Ross was citing a report issued earlier this year by the Equitable Data Working Group, a task force created by President Joe Biden earlier this year, which said policymakers are often unable to perceive or ameliorate problems facing minority communities if data on those communities are unavailable or insufficiently disaggregated. Disaggregated data, the report says, is “data that can be broken down and analyzed by race, ethnicity, gender, disability, income, veteran status, age, or other key demographic variables.”

The report recommends a federal data collection strategy that safeguards privacy and facilitates analysis of “the interconnectedness of identities and experiences,” or how individuals’ various minority-group identities compound the societal disadvantages they face. The report also advocates the creation of “incentives and pathways” promoting minority representation in the data collection process.
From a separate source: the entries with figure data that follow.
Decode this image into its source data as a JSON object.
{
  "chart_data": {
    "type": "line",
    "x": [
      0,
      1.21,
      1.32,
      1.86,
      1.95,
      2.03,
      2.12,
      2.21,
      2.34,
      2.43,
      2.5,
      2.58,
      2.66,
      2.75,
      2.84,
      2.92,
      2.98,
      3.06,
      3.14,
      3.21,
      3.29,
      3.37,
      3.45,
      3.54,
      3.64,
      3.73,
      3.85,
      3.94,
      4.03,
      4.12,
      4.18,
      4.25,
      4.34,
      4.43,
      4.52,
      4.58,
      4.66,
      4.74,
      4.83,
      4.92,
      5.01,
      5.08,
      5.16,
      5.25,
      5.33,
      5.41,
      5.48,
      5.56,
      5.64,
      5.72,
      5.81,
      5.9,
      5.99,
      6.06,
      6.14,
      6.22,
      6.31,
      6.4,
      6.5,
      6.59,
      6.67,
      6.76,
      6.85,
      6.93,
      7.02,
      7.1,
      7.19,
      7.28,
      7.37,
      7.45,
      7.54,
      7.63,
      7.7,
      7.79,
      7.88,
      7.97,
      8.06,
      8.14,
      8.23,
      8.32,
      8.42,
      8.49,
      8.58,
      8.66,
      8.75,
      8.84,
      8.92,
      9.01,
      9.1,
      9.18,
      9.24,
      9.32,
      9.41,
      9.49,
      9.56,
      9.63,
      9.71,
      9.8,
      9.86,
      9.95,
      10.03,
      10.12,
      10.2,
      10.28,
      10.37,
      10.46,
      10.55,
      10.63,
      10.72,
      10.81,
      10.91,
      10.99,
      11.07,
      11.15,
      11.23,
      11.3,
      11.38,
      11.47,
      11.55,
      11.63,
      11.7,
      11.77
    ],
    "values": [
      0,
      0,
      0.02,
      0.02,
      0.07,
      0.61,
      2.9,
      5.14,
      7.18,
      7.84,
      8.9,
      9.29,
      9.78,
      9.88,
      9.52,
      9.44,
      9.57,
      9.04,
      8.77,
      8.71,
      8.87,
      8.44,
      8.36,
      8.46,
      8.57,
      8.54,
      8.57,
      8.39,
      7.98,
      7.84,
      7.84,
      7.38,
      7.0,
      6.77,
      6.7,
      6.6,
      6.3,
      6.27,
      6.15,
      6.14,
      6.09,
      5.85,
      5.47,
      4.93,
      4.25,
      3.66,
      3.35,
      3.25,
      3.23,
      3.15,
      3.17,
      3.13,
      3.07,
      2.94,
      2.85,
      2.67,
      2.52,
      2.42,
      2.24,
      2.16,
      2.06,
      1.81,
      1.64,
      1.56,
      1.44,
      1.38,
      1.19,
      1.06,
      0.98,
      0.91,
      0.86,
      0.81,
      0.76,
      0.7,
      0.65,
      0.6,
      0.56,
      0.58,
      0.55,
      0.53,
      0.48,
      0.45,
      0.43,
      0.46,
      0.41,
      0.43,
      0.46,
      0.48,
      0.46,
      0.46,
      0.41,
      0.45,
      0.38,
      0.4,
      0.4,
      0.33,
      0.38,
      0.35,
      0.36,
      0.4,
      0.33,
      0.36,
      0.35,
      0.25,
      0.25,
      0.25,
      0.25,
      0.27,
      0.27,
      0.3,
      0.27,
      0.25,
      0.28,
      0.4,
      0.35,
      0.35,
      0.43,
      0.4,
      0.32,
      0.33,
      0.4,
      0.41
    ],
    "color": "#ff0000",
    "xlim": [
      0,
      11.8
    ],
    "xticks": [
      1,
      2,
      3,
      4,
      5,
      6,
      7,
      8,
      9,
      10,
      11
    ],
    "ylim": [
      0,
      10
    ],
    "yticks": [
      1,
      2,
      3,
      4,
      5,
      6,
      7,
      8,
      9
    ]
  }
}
The recommendations come as the broadband industry and federal agencies try to improve knowledge of where there are unserved and underserved areas for broadband connectivity and to take action to improve digital literacy. The Illinois Broadband Lab and other state broadband offices, for example, implement a community-up approach to data gathering. Direct community involvement provides data insights that help states deliver coverage to in-need communities, officials say. 

In the panel discussion that followed Ross’s opening remarks, experts and academics agreed that community outreach is a necessary step in closing the data divide. Dominique Harrison, director of bank Citi Ventures’ Racial Equity Design and Data Initiative, said that some in the African American community view data collection with skepticism.  

Christopher Wood, executive director of LGBT Tech, argued that the passage of a federal privacy standard is a critical step toward establishing trust in government data collection. The most recent attempt to pass a national privacy regime, the American Data Privacy and Protection Act, was approved by the House Committee on Energy and Commerce last month.